The contribution of Sir William Brooke O'Shaughnessy (1809-1889) to plant taxonomy

Abstract

William Brooke O'Shaughnessy deserves recognition for his major contributions to chemistry, medicine and electrical engineering, mostly made while working in India. His contribution to botany was more limited and in terms of taxonomy amounted to a dubiously described species of agar-producing seaweed (Fucus amylaceus) and one new combination for a vascular plant (Scilla pancration). His main work of botanical interest, The Bengal Dispensatory, first published in 1841, also contains two other new combinations which should be ascribed to the authorship of Nathaniel Wallich.

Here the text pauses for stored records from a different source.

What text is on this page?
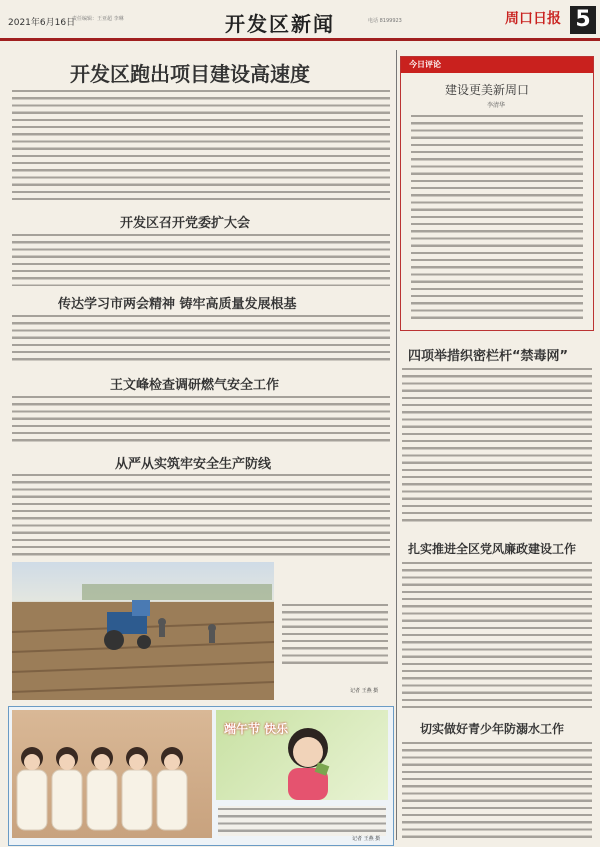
2021年6月16日
责任编辑：王亚超 李琳	开发区新闻	电话 8199923	周口日报 5
开发区跑出项目建设高速度
开发区召开党委扩大会
传达学习市两会精神 铸牢高质量发展根基
王文峰检查调研燃气安全工作
从严从实筑牢安全生产防线
记者 王燕 摄
端午节 快乐
记者 王燕 摄
今日评论
建设更美新周口
李清华
四项举措织密栏杆“禁毒网”
扎实推进全区党风廉政建设工作
切实做好青少年防溺水工作
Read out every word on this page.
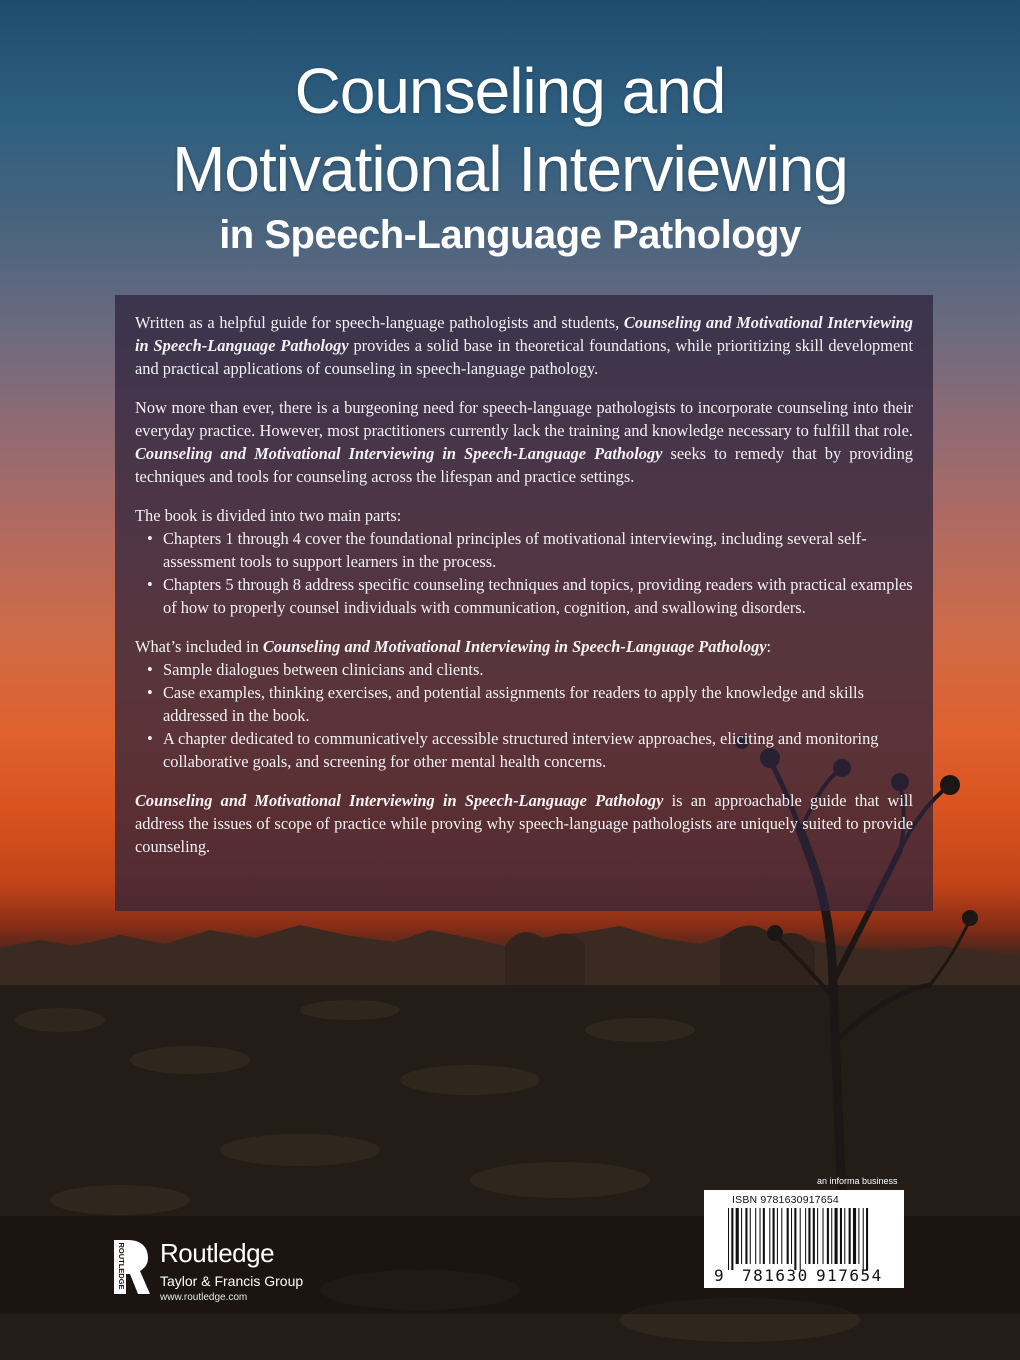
Counseling and
Motivational Interviewing
in Speech-Language Pathology

Written as a helpful guide for speech-language pathologists and students, Counseling and Motivational Interviewing in Speech-Language Pathology provides a solid base in theoretical foundations, while prioritizing skill development and practical applications of counseling in speech-language pathology.

Now more than ever, there is a burgeoning need for speech-language pathologists to incorporate counseling into their everyday practice. However, most practitioners currently lack the training and knowledge necessary to fulfill that role. Counseling and Motivational Interviewing in Speech-Language Pathology seeks to remedy that by providing techniques and tools for counseling across the lifespan and practice settings.

The book is divided into two main parts:

• Chapters 1 through 4 cover the foundational principles of motivational interviewing, including several self-assessment tools to support learners in the process.
• Chapters 5 through 8 address specific counseling techniques and topics, providing readers with practical examples of how to properly counsel individuals with communication, cognition, and swallowing disorders.

What’s included in Counseling and Motivational Interviewing in Speech-Language Pathology:

• Sample dialogues between clinicians and clients.
• Case examples, thinking exercises, and potential assignments for readers to apply the knowledge and skills addressed in the book.
• A chapter dedicated to communicatively accessible structured interview approaches, eliciting and monitoring collaborative goals, and screening for other mental health concerns.

Counseling and Motivational Interviewing in Speech-Language Pathology is an approachable guide that will address the issues of scope of practice while proving why speech-language pathologists are uniquely suited to provide counseling.

ROUTLEDGE Routledge
Taylor & Francis Group
www.routledge.com
an informa business
ISBN 9781630917654
9 781630 917654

These are Abelmoschus longifolius and Pharbitis caerulea. The basionym of the latter, Ipomoea caerulea, is lectotypified to an illustration and an epitype is selected. Hebradendron pictorium, which is listed by O'Shaughnessy, is a combination that was first published by Lindley based on Garcinia pictoria of Roxburgh, a species from southern India which is lectotypified here. Garcinia pictoria was not validly published by Buchanan-Hamilton. He applied the name Oxycarpus indica to a species in cultivation in Calcutta that Roxburgh referred to as Garcinia cornea. This was actually Garcinia celebica.